Break a Bone and Watch an Implantable Device Speed Its Repair

Where was this technology when I broke both of my legs back in 1969 and spent 18 months recovering? What a difference it would have made.

It is well known that applying electricity to a fracture speeds up bone healing. But implementing such a therapy in the past would involve externally powered devices and implanted electrodes. That’s not what has been invented at the University of Wisconsin-Madison.

What a research team there has developed is an implantable nanoelectronic device that speeds up bone repair and once the fracture is healed dissolves away with no complications.

Overcoming the potential challenges of developing such an implantable includes countering the potential for infection or rejection. The team led by Xudon Wang, a professor of materials science and engineering, in recognizing these impediments, as a result, has developed what is a thin-film triboelectric nanogenerator they call FED (fracture electrostimulation device) made from inert materials that don’t cause the body to react while generating electricity from the piezoelectric effect of the body’s own mechanical movements. The electronic circuitry is imprinted on a polylactic-co-glycolic acid substrate. It has been tested on broken tibias in rats and has demonstrated significant improvements in bone repair time. And once healed the device has shown it can successfully dissolve.

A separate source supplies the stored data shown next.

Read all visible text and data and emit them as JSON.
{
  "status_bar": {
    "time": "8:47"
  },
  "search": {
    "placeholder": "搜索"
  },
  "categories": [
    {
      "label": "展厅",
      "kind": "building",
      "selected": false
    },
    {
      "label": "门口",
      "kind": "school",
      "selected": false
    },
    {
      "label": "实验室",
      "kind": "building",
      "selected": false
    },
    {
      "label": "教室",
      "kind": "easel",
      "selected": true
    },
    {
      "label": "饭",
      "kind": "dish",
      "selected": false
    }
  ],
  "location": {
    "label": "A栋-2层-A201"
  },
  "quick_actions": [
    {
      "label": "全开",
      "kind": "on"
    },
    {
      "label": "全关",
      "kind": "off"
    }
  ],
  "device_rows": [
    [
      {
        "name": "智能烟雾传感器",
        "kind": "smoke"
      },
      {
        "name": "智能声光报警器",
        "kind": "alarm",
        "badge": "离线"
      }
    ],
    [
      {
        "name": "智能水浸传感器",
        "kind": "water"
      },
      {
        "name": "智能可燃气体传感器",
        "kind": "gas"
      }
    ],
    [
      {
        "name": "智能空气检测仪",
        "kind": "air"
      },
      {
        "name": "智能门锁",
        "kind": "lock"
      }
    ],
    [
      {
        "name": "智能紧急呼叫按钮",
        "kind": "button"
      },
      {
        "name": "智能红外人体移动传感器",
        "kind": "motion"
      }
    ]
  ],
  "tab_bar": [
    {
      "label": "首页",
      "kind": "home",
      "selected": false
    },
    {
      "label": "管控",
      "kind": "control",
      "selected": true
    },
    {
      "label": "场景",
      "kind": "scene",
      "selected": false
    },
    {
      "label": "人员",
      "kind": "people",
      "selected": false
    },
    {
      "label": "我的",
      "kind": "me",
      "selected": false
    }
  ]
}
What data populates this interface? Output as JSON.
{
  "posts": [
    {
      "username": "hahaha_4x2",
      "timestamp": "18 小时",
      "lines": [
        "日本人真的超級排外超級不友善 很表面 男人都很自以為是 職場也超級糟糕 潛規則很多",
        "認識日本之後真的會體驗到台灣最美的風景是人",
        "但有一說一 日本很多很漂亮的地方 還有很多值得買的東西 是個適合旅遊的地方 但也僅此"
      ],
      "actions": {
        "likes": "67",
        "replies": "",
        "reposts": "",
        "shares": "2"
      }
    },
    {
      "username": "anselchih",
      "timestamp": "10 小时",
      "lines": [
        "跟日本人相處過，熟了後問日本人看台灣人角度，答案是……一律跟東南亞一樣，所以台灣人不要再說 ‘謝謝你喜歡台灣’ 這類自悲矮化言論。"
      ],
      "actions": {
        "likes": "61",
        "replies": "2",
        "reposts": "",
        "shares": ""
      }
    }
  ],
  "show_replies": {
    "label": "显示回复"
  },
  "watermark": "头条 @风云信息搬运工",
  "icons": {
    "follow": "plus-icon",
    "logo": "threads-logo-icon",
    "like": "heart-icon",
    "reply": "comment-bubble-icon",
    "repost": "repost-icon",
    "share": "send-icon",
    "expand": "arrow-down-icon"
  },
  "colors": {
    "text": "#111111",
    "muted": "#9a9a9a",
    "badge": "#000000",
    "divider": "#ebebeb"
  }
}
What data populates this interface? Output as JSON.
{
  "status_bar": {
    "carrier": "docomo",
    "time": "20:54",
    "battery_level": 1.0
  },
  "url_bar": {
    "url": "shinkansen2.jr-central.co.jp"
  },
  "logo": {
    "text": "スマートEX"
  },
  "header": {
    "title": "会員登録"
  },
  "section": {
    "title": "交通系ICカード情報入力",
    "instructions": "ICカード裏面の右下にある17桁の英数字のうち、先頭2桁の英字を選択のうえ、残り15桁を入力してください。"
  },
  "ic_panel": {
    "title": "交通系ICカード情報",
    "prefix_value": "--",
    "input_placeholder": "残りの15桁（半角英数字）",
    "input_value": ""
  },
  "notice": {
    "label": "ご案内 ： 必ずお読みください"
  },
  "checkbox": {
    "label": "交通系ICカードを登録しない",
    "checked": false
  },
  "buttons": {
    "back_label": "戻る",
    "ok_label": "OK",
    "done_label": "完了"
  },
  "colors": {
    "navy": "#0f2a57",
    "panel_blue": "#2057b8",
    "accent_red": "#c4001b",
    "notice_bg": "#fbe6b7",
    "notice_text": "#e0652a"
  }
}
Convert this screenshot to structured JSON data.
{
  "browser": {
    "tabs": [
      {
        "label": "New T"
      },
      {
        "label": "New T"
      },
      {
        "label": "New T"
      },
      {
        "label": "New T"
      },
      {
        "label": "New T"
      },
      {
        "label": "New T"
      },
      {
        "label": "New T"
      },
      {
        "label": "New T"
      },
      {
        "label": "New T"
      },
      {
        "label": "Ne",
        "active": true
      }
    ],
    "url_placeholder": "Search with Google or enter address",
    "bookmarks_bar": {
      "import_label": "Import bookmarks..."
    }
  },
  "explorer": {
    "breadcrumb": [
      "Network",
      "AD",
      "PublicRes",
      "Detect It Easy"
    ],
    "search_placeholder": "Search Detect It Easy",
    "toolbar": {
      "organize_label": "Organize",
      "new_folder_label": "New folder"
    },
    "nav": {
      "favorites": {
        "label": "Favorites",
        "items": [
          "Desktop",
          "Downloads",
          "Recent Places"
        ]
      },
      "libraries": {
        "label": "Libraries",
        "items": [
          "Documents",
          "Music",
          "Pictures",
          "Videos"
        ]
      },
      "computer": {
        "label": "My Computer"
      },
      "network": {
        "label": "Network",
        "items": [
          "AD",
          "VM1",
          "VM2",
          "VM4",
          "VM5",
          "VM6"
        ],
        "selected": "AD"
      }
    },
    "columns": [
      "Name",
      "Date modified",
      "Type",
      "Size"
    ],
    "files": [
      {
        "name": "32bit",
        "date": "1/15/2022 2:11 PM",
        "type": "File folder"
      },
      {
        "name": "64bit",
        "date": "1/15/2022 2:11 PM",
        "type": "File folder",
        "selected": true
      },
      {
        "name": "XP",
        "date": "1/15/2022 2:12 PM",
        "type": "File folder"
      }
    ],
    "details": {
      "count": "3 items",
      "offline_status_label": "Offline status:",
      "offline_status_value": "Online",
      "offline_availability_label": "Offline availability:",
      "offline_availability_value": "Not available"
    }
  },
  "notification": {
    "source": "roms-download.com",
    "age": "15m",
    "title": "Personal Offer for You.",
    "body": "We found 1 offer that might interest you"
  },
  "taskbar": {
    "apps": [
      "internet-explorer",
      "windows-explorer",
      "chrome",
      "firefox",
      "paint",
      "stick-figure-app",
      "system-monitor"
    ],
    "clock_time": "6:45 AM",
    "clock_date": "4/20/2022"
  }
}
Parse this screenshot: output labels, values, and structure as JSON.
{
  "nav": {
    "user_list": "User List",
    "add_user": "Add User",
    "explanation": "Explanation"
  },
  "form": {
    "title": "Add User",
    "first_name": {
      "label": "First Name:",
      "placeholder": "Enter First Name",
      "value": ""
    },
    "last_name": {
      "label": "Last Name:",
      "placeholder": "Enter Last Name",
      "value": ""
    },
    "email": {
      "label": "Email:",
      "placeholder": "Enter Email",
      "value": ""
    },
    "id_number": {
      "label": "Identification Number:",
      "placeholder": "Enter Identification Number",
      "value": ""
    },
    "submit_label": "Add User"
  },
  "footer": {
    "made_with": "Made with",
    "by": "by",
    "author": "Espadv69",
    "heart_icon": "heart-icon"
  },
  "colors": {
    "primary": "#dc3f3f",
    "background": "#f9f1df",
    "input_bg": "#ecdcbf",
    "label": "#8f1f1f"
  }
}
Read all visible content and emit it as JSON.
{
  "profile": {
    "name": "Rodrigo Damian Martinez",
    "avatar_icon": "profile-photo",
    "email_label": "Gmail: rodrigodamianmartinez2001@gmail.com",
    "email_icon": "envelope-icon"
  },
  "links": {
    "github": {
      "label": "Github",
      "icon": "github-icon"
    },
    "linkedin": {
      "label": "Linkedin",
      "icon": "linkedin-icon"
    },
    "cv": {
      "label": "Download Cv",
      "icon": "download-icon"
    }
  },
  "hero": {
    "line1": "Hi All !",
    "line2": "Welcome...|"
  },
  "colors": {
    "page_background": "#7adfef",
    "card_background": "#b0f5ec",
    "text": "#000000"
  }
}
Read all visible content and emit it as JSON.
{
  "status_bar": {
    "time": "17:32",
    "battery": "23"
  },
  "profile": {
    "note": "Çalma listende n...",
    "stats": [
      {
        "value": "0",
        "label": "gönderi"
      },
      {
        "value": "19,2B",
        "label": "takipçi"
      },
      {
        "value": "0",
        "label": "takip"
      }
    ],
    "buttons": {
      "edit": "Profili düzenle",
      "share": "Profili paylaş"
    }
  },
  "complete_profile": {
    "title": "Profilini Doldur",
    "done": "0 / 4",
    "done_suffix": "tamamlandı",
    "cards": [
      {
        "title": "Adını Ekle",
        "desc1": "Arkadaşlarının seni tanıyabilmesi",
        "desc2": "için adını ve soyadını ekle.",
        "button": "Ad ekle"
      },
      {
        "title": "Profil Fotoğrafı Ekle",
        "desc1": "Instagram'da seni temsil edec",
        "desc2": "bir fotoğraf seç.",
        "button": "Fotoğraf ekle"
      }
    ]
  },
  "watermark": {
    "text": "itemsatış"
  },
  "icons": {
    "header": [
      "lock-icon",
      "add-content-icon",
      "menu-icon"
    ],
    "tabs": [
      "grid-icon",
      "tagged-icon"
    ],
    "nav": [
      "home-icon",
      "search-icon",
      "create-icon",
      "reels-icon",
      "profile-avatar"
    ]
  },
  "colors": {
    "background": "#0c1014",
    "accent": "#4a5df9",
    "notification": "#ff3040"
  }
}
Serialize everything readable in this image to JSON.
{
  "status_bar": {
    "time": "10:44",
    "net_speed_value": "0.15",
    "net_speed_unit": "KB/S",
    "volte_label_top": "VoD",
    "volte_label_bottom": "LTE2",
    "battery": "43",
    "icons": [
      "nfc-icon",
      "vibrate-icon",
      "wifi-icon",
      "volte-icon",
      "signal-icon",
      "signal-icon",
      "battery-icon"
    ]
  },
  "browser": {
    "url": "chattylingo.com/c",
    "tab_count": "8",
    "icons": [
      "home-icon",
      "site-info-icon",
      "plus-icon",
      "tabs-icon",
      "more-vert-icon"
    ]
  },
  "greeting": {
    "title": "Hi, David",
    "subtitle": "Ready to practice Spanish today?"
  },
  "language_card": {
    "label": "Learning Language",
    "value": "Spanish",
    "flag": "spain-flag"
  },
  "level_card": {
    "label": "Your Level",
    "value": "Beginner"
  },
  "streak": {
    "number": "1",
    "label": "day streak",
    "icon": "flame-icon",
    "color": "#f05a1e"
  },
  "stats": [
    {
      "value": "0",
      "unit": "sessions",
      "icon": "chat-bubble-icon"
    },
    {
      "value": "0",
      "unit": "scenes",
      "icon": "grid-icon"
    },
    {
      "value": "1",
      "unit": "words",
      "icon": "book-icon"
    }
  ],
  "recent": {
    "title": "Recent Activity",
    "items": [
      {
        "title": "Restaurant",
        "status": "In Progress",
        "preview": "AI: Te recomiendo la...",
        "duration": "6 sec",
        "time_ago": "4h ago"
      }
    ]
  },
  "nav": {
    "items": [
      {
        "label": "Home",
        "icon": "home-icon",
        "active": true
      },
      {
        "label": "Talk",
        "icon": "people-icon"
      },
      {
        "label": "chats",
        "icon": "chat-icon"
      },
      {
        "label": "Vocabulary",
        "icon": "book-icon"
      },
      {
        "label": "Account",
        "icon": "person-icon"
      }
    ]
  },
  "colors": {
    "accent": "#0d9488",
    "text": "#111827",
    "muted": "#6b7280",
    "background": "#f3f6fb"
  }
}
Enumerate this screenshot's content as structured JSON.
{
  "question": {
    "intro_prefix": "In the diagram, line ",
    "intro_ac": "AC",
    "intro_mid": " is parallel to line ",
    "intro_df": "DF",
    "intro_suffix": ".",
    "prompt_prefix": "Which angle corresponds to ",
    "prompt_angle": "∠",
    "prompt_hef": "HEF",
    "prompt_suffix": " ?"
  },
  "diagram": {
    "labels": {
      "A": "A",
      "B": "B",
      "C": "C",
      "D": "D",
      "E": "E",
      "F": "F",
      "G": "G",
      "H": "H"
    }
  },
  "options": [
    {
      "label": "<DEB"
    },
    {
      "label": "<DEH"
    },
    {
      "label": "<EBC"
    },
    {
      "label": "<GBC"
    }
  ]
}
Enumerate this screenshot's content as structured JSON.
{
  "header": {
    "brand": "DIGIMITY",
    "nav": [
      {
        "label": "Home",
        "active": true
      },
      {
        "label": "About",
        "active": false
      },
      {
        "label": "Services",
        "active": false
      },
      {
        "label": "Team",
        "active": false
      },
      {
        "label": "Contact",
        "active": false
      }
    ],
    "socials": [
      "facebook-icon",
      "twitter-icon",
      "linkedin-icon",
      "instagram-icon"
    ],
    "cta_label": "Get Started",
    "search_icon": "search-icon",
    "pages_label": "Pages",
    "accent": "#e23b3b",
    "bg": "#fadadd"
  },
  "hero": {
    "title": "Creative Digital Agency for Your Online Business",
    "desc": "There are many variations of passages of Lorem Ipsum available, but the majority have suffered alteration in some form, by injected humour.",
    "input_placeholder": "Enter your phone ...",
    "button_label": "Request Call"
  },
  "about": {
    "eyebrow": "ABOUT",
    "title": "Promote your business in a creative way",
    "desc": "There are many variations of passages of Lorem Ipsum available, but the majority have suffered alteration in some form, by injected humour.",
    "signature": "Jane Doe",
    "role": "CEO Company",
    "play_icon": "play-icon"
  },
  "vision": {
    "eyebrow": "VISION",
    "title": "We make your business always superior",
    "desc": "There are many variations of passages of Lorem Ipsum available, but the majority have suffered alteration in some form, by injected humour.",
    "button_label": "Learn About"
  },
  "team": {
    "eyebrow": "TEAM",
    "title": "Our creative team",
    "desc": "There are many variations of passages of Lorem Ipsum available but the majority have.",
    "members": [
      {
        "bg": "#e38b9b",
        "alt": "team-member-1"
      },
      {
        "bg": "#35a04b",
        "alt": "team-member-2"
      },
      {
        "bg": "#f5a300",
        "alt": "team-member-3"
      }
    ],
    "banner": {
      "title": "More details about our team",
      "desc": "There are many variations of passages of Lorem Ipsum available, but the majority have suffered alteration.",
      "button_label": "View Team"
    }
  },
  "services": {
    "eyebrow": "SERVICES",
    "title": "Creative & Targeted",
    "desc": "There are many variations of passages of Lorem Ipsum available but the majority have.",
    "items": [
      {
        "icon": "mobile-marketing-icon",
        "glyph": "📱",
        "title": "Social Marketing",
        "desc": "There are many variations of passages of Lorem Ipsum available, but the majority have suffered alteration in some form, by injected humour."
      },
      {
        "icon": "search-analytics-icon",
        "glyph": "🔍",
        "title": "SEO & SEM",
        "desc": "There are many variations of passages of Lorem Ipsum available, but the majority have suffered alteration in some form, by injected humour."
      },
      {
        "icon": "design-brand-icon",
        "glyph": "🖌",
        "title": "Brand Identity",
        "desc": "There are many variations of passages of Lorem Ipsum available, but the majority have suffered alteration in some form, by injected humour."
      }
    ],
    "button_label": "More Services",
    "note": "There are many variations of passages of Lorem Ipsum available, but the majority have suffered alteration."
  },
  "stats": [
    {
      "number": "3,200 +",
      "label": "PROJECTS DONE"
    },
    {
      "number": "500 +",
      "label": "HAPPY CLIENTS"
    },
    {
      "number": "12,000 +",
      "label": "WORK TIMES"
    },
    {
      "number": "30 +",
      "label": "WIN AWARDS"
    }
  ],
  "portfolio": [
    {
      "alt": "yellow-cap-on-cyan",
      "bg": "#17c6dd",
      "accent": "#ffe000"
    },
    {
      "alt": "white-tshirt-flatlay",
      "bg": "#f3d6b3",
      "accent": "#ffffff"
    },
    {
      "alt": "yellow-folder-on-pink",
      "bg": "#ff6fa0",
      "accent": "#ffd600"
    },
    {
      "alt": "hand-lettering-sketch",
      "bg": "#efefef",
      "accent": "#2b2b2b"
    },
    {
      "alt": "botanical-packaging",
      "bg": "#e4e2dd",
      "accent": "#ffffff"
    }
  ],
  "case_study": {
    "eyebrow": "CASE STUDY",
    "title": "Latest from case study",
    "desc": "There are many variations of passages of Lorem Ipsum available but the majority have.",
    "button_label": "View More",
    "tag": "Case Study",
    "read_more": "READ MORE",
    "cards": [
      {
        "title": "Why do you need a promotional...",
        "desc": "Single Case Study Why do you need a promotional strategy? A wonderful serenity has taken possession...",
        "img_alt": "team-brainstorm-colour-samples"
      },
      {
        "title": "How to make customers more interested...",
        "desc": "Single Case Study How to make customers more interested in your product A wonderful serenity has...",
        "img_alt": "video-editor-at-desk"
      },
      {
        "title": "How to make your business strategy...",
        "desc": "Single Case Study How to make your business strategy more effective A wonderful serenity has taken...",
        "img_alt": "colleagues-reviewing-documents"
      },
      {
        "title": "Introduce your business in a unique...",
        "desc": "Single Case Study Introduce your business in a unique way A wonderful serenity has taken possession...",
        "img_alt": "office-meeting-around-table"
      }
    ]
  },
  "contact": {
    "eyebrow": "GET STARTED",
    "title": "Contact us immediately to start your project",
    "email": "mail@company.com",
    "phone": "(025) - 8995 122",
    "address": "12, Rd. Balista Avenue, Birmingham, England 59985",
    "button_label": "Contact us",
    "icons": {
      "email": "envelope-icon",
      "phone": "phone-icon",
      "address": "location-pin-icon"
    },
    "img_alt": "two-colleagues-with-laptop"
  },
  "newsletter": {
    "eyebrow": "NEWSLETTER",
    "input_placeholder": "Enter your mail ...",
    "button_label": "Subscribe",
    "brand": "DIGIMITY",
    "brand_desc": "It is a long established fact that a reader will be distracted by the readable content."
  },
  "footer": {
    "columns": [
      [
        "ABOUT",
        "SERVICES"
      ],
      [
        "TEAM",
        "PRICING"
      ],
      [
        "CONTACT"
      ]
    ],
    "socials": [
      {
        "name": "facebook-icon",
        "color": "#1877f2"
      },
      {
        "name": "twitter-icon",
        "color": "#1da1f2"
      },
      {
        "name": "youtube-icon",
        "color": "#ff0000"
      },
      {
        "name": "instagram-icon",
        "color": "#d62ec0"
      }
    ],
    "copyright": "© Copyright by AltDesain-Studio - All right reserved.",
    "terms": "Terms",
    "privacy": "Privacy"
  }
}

If you are not familiar with piezoelectric devices, there are numerous applications under development taking advantage of their electricity generating capacity. Engineers have considered recharging vehicles through piezoelectric devices implanted in roadways. In Israel recently,  researchers in Tel Aviv have developed a triboelectric nanogenerator called a TENG, to restore the lost sense of touch in an injured limb. In both these cases, it is natural movement that becomes the energy source. Wisconsin’s invention is just taking the same type of device and using it for bone repair.

But just how much movement are we talking about to yield the kind of electrical energy that would promote healing? Going back to my own injury which had my left leg in a cast from hip to foot, and my right leg in a walking cast, there were limitations to my mobility. Would a FED implanted in me back then have been effective? The researchers at Wisconsin have considered this issue and undeterred have recognized other mechanical movements in the body even when relatively immobile that could be used to generate electricity including changes to blood pressure or arterial pulsations.

And in my case, where I had multiple surgeries and bone grafts after the initial stabilizing of my left leg, implanting a FED would easily have been an option to help speed bone healing.

Wang and colleagues published the information about their triboelectric nanogenerator in Proceedings of the National Academy of Sciences back on July 5th, reporting that the healed bones in subject rats showed the mineral density and flex strength similar to that found in healthy animals.

So how long will a FED hang around in the body after a bone heals? Wang reports that the bioresorbable materials used for the FED can be modified and customized to the length of requirement based on the complexity of the breakage.